Прекрасные глаза Мадлен с восторгом посмотрели на молодого человека:

– Нет, дорогой, ты станешь Партолоном – командиром безупречной квадры. Пойдем, разыщем Диониса и Брюссо, нам нужно поговорить всем вместе.

В тот день появилась великолепная четверка Заотара: Шанвер, Брюссо, Лузиньяк, Бофреман. Нет, они не примеряли на себя доспехи святых покровителей – они же не дети. Клятва в вечной дружбе. Один за всех и все за одного. Хитроумные и даже коварные планы. Их должны уважать, а лучше – бояться. Сила, успех, богатство. Пусть все знают, что «четверка» неприкосновенна.

Они приступили к действиям. Мадлен стала вдохновителем и организатором. К концу второго филидского года основные цели были достигнуты. Бофреман блистала среди дев, как Шанвер среди мужчин, враги и обидчики повержены, Брюссо с Лузиньяком превратились в лощеных аристократов, а прочие склонились перед величием «четверки».

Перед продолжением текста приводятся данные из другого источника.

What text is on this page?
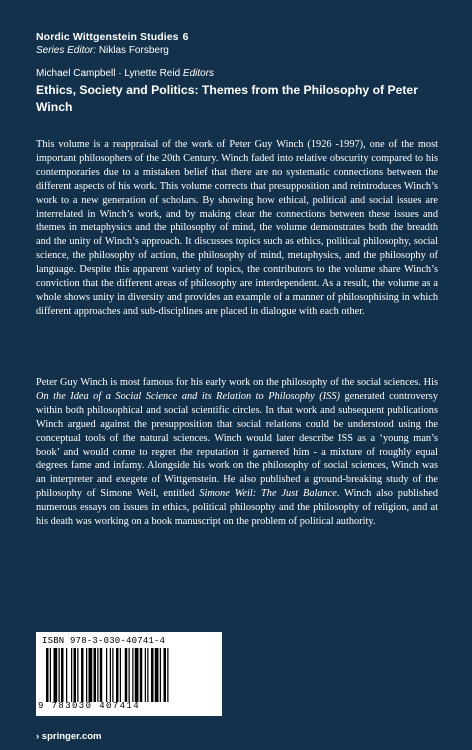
Nordic Wittgenstein Studies 6
Series Editor: Niklas Forsberg
Michael Campbell · Lynette Reid Editors
Ethics, Society and Politics: Themes from the Philosophy of Peter Winch
This volume is a reappraisal of the work of Peter Guy Winch (1926 -1997), one of the most important philosophers of the 20th Century. Winch faded into relative obscurity compared to his contemporaries due to a mistaken belief that there are no systematic connections between the different aspects of his work. This volume corrects that presupposition and reintroduces Winch’s work to a new generation of scholars. By showing how ethical, political and social issues are interrelated in Winch’s work, and by making clear the connections between these issues and themes in metaphysics and the philosophy of mind, the volume demonstrates both the breadth and the unity of Winch’s approach. It discusses topics such as ethics, political philosophy, social science, the philosophy of action, the philosophy of mind, metaphysics, and the philosophy of language. Despite this apparent variety of topics, the contributors to the volume share Winch’s conviction that the different areas of philosophy are interdependent. As a result, the volume as a whole shows unity in diversity and provides an example of a manner of philosophising in which different approaches and sub-disciplines are placed in dialogue with each other.
Peter Guy Winch is most famous for his early work on the philosophy of the social sciences. His On the Idea of a Social Science and its Relation to Philosophy (ISS) generated controversy within both philosophical and social scientific circles. In that work and subsequent publications Winch argued against the presupposition that social relations could be understood using the conceptual tools of the natural sciences. Winch would later describe ISS as a ‘young man’s book’ and would come to regret the reputation it garnered him - a mixture of roughly equal degrees fame and infamy. Alongside his work on the philosophy of social sciences, Winch was an interpreter and exegete of Wittgenstein. He also published a ground-breaking study of the philosophy of Simone Weil, entitled Simone Weil: The Just Balance. Winch also published numerous essays on issues in ethics, political philosophy and the philosophy of religion, and at his death was working on a book manuscript on the problem of political authority.
ISBN 978-3-030-40741-4
9 783030 407414
› springer.com
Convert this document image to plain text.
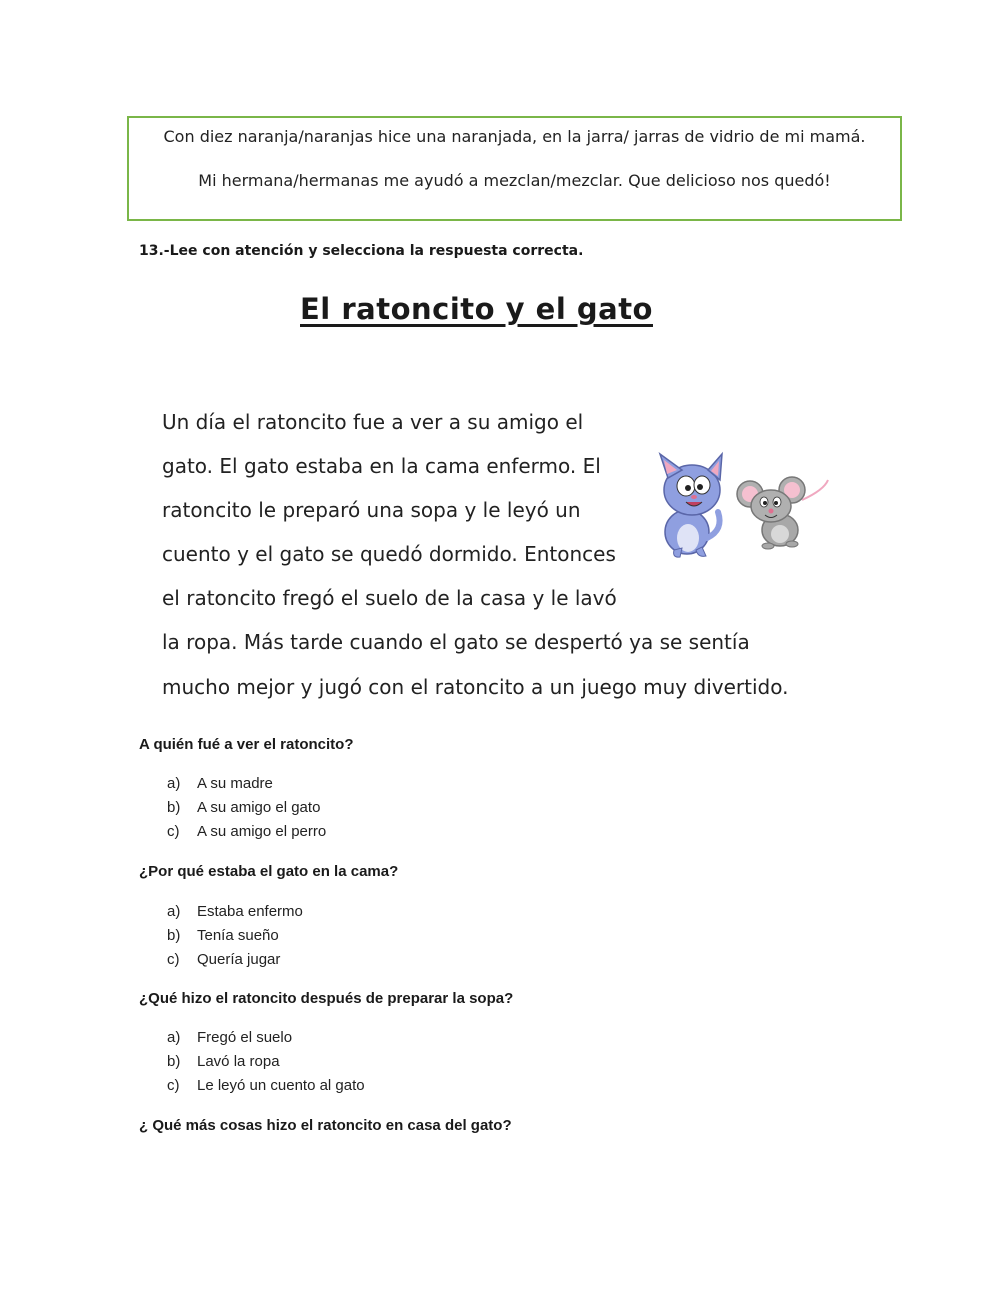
Con diez naranja/naranjas hice una naranjada, en la jarra/ jarras de vidrio de mi mamá.
Mi hermana/hermanas me ayudó a mezclan/mezclar. Que delicioso nos quedó!
13.-Lee con atención y selecciona la respuesta correcta.
El ratoncito y el gato
Un día el ratoncito fue a ver a su amigo el
gato. El gato estaba en la cama enfermo. El
ratoncito le preparó una sopa y le leyó un
cuento y el gato se quedó dormido. Entonces
el ratoncito fregó el suelo de la casa y le lavó
la ropa. Más tarde cuando el gato se despertó ya se sentía
mucho mejor y jugó con el ratoncito a un juego muy divertido.
A quién fué a ver el ratoncito?
a) A su madre
b) A su amigo el gato
c) A su amigo el perro
¿Por qué estaba el gato en la cama?
a) Estaba enfermo
b) Tenía sueño
c) Quería jugar
¿Qué hizo el ratoncito después de preparar la sopa?
a) Fregó el suelo
b) Lavó la ropa
c) Le leyó un cuento al gato
¿ Qué más cosas hizo el ratoncito en casa del gato?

Арман де Шанвер вспоминал все это, сидя у камина в одном из кабинетов дворца Делькамбров и глядя на огонь.

А потом все закончилось. Нет. Вовсе не в тот день, когда монсиньор Дюпере исполнил наказание, – гораздо раньше. Учеба в академии – долгий и кропотливый процесс. Год, другой, третий… Интриги стали вызывать скуку, победы – пресыщение. К тому же, обладая одинаковым статусом, члены четверки различались способностями и желанием постигать науку. Мадлен мечтала стать сорбиром, но считала, что это, как и все остальное, получится вследствие череды хитроумных действий. Виктор просто плыл по течению, его больше волновали девицы или сплетни королевского двора, к которому, стараниями Шанвера, все друзья были допущены на время студенческих каникул. Лузиньяк, как и сам Арман, трудился. Белый камзол безупречного – вот главная цель. И они ее достигли. Оба. Только вот Шанвер не удержал.

– Грустишь, милый? – заглянула в кабинет Мадлен. – Время ужина, пойдем, тебе нужно набираться сил.

Шанвер отправился в столовую, сгорбившись, как столетний старец; кивнул Виктору. Де Брюссо прибыл в Делькамбр на неделю позже их с Бофреман. Как иначе? Он ведь верный друг, в отличие от некоторых. Некоторые – это Дионис Лузиньяк.

– Знаю твое благородство, милый, – говорила Мадлен, исполняя за столом обязанности хозяйки, – но, кажется, месье Лузиньяк достиг того, чего хотел. Теперь твоя безупречная квадра – его безупречная квадра.